Putting a boy against the wall

So the dogs would have an easier time

A mourning mother of a boy who thought

 sending him to that school across town

would mean

he’d have an easier time (p.20)

Society has labeled African Americans as dangerous and not worthy from the past, and those idea has now transitioned to the present. The way Clint Smith writes about the past and the present to show how history has influenced today gives the reader an insight into what African Americans feel because of what society has done. “For the boys at the bottom of the ocean” shows how the hopes of African Americans slowly drifted away because what history has shown them and how history has repeated itself. They once had dreams of becoming something more than what society sees, but in the end society’s injustice and labels suffocated them until there was nothing else to do but drown. Clint Smith illustrates this point by saying,

The irony of a ship burning

At sea, surrounded by

the very thing that could

save us. (p.11)

Furthermore, the collection derives that, life has so many opportunities, but many African Americans could never take advantage of them, because of the cycle of animosity because people believe they feel superior to another group of people because society demonstrated the idea of supremacy, throughout history. Clint Smith writes about these examples of hatred so that the reader can see that abolishing slavery and giving every race equal right does not mean that racial discrimination disappeared from society. The author wants to show the reader that it will take more than just writing in the constitution that all people are created equal to end racism.
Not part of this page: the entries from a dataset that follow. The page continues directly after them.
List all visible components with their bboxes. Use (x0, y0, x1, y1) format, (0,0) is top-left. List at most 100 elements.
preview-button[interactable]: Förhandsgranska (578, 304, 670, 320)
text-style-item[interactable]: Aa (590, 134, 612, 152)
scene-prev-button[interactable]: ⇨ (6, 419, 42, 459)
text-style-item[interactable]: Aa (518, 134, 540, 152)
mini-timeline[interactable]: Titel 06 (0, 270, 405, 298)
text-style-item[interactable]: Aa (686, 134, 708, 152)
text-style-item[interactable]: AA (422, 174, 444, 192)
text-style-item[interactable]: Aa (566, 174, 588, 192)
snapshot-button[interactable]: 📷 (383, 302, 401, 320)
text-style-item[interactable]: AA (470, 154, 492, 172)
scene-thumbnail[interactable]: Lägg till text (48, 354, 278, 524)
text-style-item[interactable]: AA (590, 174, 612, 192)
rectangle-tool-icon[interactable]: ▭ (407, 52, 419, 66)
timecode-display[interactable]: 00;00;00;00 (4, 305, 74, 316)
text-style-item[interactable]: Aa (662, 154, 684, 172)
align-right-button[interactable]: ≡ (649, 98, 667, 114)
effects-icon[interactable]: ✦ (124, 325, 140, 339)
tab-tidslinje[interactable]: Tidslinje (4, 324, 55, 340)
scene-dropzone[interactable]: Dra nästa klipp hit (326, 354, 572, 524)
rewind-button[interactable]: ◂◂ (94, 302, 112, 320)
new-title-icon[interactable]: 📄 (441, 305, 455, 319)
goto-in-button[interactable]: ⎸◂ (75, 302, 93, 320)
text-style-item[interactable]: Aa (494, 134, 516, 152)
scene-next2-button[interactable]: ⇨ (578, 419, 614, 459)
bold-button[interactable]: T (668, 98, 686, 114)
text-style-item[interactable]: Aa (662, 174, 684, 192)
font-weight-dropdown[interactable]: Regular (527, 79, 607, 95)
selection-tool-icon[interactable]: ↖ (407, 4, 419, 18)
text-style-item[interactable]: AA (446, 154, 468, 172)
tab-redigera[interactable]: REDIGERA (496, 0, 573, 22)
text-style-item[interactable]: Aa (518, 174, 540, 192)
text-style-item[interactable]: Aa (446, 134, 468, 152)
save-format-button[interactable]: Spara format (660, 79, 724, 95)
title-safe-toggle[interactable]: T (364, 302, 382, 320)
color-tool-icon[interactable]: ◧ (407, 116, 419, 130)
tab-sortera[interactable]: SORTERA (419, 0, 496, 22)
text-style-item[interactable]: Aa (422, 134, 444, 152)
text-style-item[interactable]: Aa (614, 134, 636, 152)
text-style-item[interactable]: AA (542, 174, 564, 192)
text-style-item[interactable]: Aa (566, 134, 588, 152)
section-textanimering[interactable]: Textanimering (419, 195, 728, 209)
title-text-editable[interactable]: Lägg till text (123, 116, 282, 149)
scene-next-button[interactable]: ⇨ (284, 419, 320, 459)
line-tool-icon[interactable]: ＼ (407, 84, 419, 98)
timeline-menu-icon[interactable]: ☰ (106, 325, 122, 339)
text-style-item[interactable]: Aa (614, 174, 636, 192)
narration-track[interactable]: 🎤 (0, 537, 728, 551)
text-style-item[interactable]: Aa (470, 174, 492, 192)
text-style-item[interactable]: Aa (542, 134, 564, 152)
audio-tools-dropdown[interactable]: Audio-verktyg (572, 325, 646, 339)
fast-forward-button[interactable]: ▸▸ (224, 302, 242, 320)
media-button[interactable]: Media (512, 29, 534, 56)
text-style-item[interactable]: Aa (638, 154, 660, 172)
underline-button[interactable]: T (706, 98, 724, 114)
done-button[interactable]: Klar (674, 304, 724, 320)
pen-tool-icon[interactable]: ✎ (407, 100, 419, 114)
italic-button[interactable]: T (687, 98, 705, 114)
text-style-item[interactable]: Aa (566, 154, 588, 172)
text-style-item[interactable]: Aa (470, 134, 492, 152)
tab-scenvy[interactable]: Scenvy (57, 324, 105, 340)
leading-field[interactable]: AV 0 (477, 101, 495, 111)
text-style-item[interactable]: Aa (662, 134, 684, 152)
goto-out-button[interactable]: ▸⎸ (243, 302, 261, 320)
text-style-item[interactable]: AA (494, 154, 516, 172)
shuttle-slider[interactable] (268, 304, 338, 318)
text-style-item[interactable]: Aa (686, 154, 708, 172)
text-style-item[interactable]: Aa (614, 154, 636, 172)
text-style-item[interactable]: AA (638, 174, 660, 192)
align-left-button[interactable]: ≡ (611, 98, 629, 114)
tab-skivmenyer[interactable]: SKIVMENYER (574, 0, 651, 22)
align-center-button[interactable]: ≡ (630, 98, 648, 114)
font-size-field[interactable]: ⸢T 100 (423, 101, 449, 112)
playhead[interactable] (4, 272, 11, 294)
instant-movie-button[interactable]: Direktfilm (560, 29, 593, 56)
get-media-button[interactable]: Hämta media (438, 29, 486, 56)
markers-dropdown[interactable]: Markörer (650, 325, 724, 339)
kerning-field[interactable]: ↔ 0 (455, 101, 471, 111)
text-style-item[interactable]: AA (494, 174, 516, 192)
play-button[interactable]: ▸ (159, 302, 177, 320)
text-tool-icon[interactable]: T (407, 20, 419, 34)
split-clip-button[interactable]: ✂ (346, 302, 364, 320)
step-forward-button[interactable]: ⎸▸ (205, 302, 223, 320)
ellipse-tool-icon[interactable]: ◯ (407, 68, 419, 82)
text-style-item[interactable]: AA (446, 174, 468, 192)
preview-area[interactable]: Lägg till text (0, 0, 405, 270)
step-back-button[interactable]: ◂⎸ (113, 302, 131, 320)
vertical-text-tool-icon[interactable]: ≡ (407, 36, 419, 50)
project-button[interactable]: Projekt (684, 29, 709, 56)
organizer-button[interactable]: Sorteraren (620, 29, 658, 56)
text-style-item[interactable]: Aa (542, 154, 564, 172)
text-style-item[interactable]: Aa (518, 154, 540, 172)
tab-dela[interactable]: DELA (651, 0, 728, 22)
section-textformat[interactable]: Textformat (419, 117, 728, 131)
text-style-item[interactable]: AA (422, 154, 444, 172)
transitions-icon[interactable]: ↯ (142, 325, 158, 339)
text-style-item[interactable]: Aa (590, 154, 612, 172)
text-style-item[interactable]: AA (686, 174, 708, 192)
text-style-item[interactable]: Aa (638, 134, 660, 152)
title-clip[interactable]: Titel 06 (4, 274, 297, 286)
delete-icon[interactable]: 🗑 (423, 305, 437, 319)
            Finally, Counting Descent as a whole tries to give the reader more knowledge of the injustices happening today and how these incidents formed from the past. The cycle of hate and fear white people feel they need just because someone looks different justifies the viciousness they have put on these people. Clint Smith uses his collection to show that white society hides behind this cycle because of their insecurities and their need to have power over someone. Although this collection has other poems of happiness, Clint Smith depicts racial discrimination from the past to the present as the overall theme of this collection.